La sabiduría popular nunca deja de sacudirnos el escepticismo. Hace algún tiempo, durante un viaje de Cartagena a Magangué hicimos parada en San Jacinto para satisfacer la caprichosa altanería del hambre…
Justo una casa antes del restaurante, un letrero en madera anunciaba la redención para cualquier quebranto de salud que ser humano alguno pueda padecer, incluyendo el cáncer del tipo que sea y pasando, por supuesto, por toda clase de maleficios, imposibles de revertir hasta para el mismísimo Harry Potter.
La lista estaba precedida, en letra más grande, del nombre del iluminado sanador: “El Indio Miguel”, así de sencillo. Seguramente era sólo el preludio de varias paredes atiborradas de diplomas y títulos que dan fe de los poderes curativos, pero afuera bastaba con saber que se trataba de “El Indio Miguel”, tal vez descendiente del célebre “Manuel María” de Guayacanal, inmortalizado en una canción vallenata.
Antes de ordenar la comida, uno de los viajeros preguntó a la anfitriona, obviamente con una dosis de ironía, si sería buena idea acudir al Indio Miguel para que le ayudara con algunos problemas del corazón, “afortunadamente más sentimentales que físicos”- aclaré yo.
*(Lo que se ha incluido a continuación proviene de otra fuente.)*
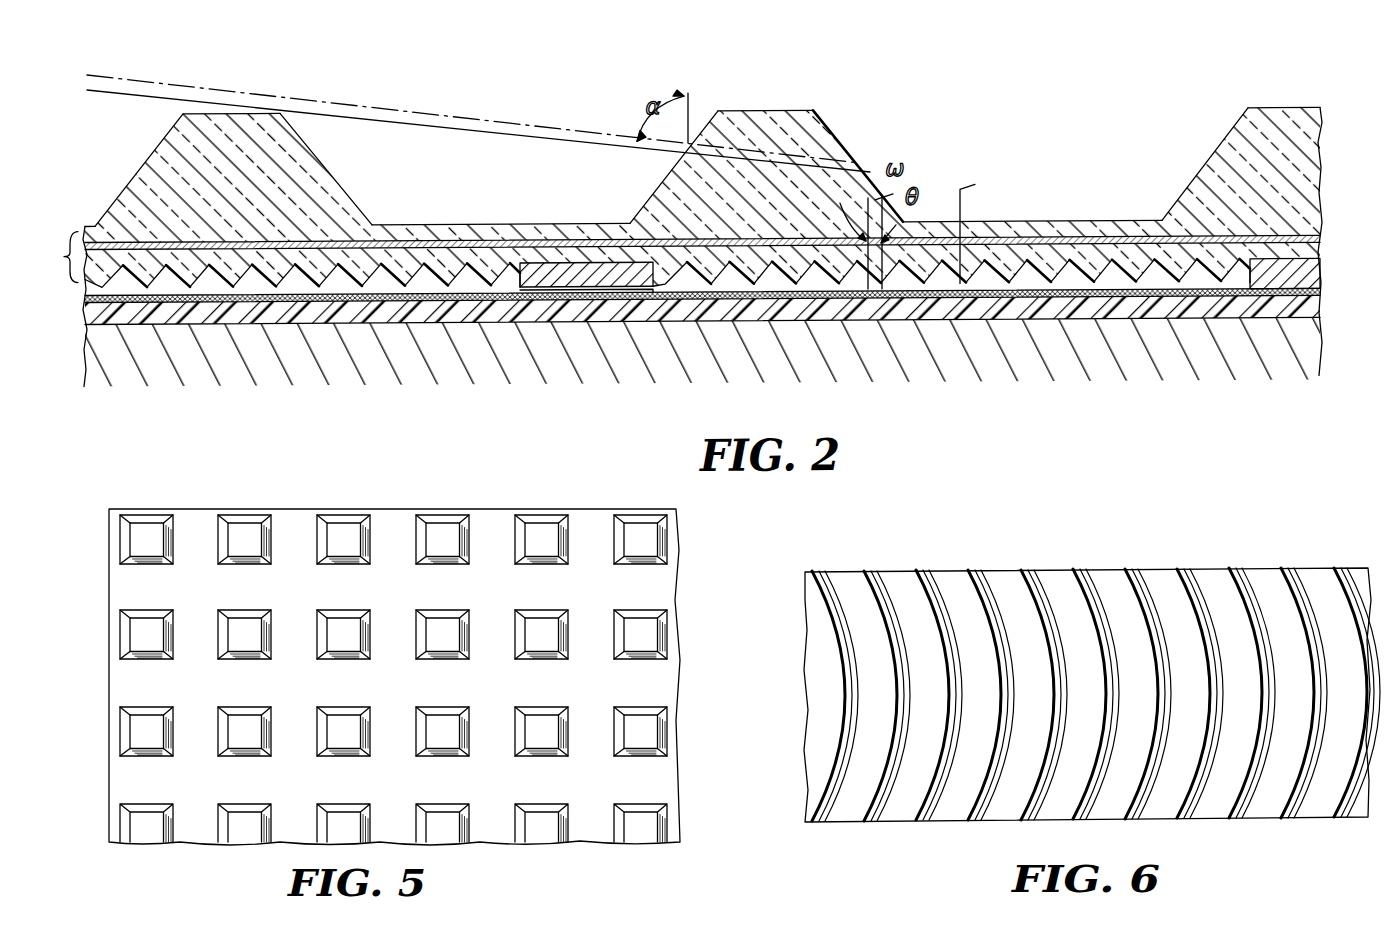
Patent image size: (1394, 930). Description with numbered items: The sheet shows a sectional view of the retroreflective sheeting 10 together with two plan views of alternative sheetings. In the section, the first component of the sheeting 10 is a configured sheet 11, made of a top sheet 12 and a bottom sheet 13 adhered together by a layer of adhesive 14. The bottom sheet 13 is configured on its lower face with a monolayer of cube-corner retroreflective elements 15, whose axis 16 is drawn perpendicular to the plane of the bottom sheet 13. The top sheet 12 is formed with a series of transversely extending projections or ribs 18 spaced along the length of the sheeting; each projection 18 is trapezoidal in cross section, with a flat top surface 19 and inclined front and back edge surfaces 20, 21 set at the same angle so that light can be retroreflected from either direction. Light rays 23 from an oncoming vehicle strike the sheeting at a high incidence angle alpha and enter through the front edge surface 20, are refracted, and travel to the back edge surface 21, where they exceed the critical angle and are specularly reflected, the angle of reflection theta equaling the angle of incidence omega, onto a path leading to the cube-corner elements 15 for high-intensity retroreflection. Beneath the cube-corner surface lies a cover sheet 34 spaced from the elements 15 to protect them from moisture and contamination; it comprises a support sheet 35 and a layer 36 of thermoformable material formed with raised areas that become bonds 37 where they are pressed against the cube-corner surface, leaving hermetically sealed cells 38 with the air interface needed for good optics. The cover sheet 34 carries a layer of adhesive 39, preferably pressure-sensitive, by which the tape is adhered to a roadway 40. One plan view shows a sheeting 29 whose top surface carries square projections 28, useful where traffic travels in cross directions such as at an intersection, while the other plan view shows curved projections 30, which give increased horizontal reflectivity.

In FIG. 2, the sheeting 10 is at (1127, 150).
In FIG. 2, the configured sheet 11 is at (598, 251).
In FIG. 2, the top sheet 12 is at (423, 229).
In FIG. 2, the bottom sheet 13 is at (458, 266).
In FIG. 2, the layer of adhesive 14 is at (507, 245).
In FIG. 2, the cube-corner retroreflective elements 15 is at (365, 281).
In FIG. 2, the axis of the cube-corner elements 16 is at (982, 223).
In FIG. 2, the projections or ribs 18 is at (788, 124).
In FIG. 2, the flat top surface 19 is at (750, 115).
In FIG. 2, the front edge surface 20 is at (653, 197).
In FIG. 2, the back edge surface 21 is at (842, 148).
In FIG. 2, the light rays 23 is at (148, 95).
In FIG. 5, the square projections 28 is at (321, 622).
In FIG. 5, the sheet 29 is at (292, 509).
In FIG. 6, the curved projections 30 is at (1027, 578).
In FIG. 2, the cover sheet 34 is at (84, 299).
In FIG. 2, the support sheet 35 is at (84, 326).
In FIG. 2, the layer of thermoformable material 36 is at (84, 306).
In FIG. 2, the bonds 37 is at (656, 292).
In FIG. 2, the hermetically sealed cells 38 is at (430, 287).
In FIG. 2, the layer of adhesive 39 is at (160, 316).
In FIG. 2, the roadway 40 is at (233, 374).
Y ahí empezó la historia. –¡Nooo mijo, no diga eso! Pídale a Dios que le ayude. Esas cosas las soluciona Dios, no el indio ese. No crea en esas cosas- dijo la señora alarmada.
Preocupada más por nuestro atrevimiento que por el menú, replicó: -Vea, tenga fe en Dios y verá. A mi me curó. Yo estuve paralizada de la cintura pa’bajo. Estuve tan mal que mi marido no me podía ocupá.
¿Ocupá? Sí. Señalándose la pelvis la señora nos hizo entender su simbología: no podía entregarse a los placeres libidinosos del cuerpo con su marido.
Pero gracias a la fe en Dios y, según ella, a que el médico le sugirió a su marido que aun así la siguiera “ocupando”, pues eso “le servía de terapia”, la señora pudo superar la parálisis y hoy está completamente curada.
Lo que había empezado con una simple pregunta que sirviera de saludo, terminó en un testimonio de vida y claro está, en un curso intensivo para conocer la extraordinaria aplicación de un verbo en la explicación gráfica de las relaciones sexuales.
Con semejante prueba, el Indio Miguel no tenía chance. No había fama ni brebaje garantizado que pudiera ser más efectivo que el tratamiento espiritual y ligeramente lujurioso que nos reveló nuestra anfitriona, con toda la naturalidad del mundo servida en la mesa, como otra fórmula mágica de llamar al amor.